I was delighted when Flavia (She's in charge of the fiction section) accepted a story of mine called Skin Deep

When it appeared, it was really nicely illustrated and I was pleased with how it was set out. I'm more than happy to consider submitting another story in the future.

If you'd like to submit a story to Love Sunday (who unlike some magazines don't take all rights) they require a max of 1, 500 words. Please email Flavia: f.bertolini (at)

Wednesday 14 November 2018

Found Sparkle?

We've just been on holiday (no, not another one – the trip to Scotland was a working trip ... mostly). Whilst in Greece I spotted a newsagent stand with British mags on it and couldn't resist flicking through to see if I was in any of them and was surprised to see I was (although not as amazed as I appear in the photo).

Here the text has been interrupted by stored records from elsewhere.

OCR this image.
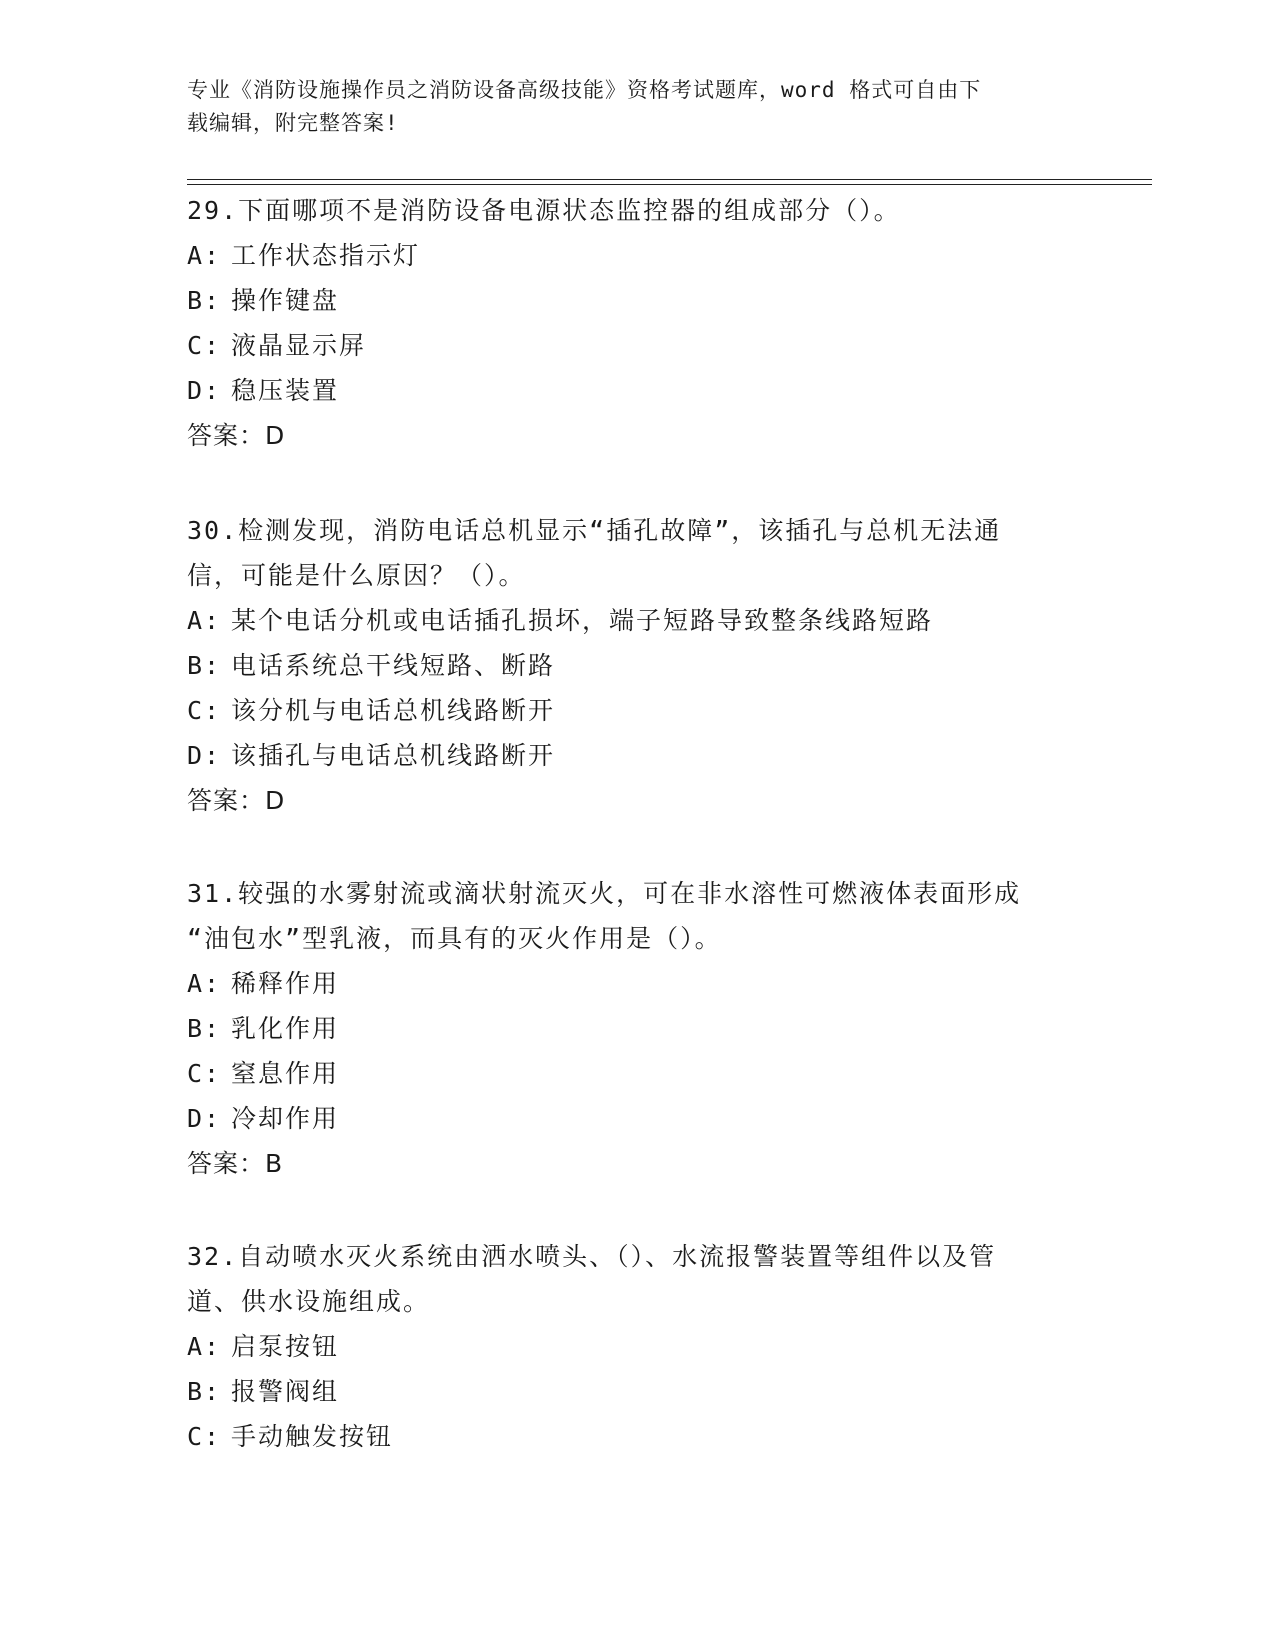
专业《消防设施操作员之消防设备高级技能》资格考试题库，word 格式可自由下
载编辑，附完整答案!

29.下面哪项不是消防设备电源状态监控器的组成部分（）。

A: 工作状态指示灯

B: 操作键盘

C: 液晶显示屏

D: 稳压装置

答案：D

30.检测发现，消防电话总机显示“插孔故障”，该插孔与总机无法通

信，可能是什么原因？（）。

A: 某个电话分机或电话插孔损坏，端子短路导致整条线路短路

B: 电话系统总干线短路、断路

C: 该分机与电话总机线路断开

D: 该插孔与电话总机线路断开

答案：D

31.较强的水雾射流或滴状射流灭火，可在非水溶性可燃液体表面形成

“油包水”型乳液，而具有的灭火作用是（）。

A: 稀释作用

B: 乳化作用

C: 窒息作用

D: 冷却作用

答案：B

32.自动喷水灭火系统由洒水喷头、（）、水流报警装置等组件以及管

道、供水设施组成。

A: 启泵按钮

B: 报警阀组

C: 手动触发按钮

The magazines must take a while to reach Greece.

Have you ever seen UK magazines while abroad?

Or looked at the magazines published in the countries you've visited?

For those wondering, the story was in Woman's Weekly (submitted and accepted under the old terms) and appeared in the UK a couple of weeks ago.

Tuesday 6 November 2018

Paragraph indents, or lack of

Hi everyone - greetings from Greece! (I know those aren't Greek flags, but I wanted something to wave at you (and I haven't downloaded yesterday's photos yet – we were too busy winning the quiz.) Can you tell from them where we were a couple of days ago?)

I was asked a question via twitter, which I've only just seen. It went something like this ...  'When an editor asks for no paragraph indents, what should I do? Add a space or symbol? It looks odd with nothing.'

As one person is wondering, it seems likely others are too, so I've decided to answer on here. All you do is leave out the indents (or if, as is likely, you can't help but put them in as you write, take them out again afterwards).

If you think about it logically, the editor will have asked for the story to be sent without indents because she doesn't want them (if you look in the magazines, many don't use them). If you have indents, or anything else including blank lines, then these will have to be removed. That takes time; not much time per story perhaps, but it is 'one more thing'.

I do agree that it looks odd – and I confess that I can't write without something to diferentiate the paragraphs, but I do try to remove them before submitting if that's what the guidelines request.

Thursday 1 November 2018

Anyone there?

Is it worth me writing posts this month, or are you all doing NaNo and so too busy to read them?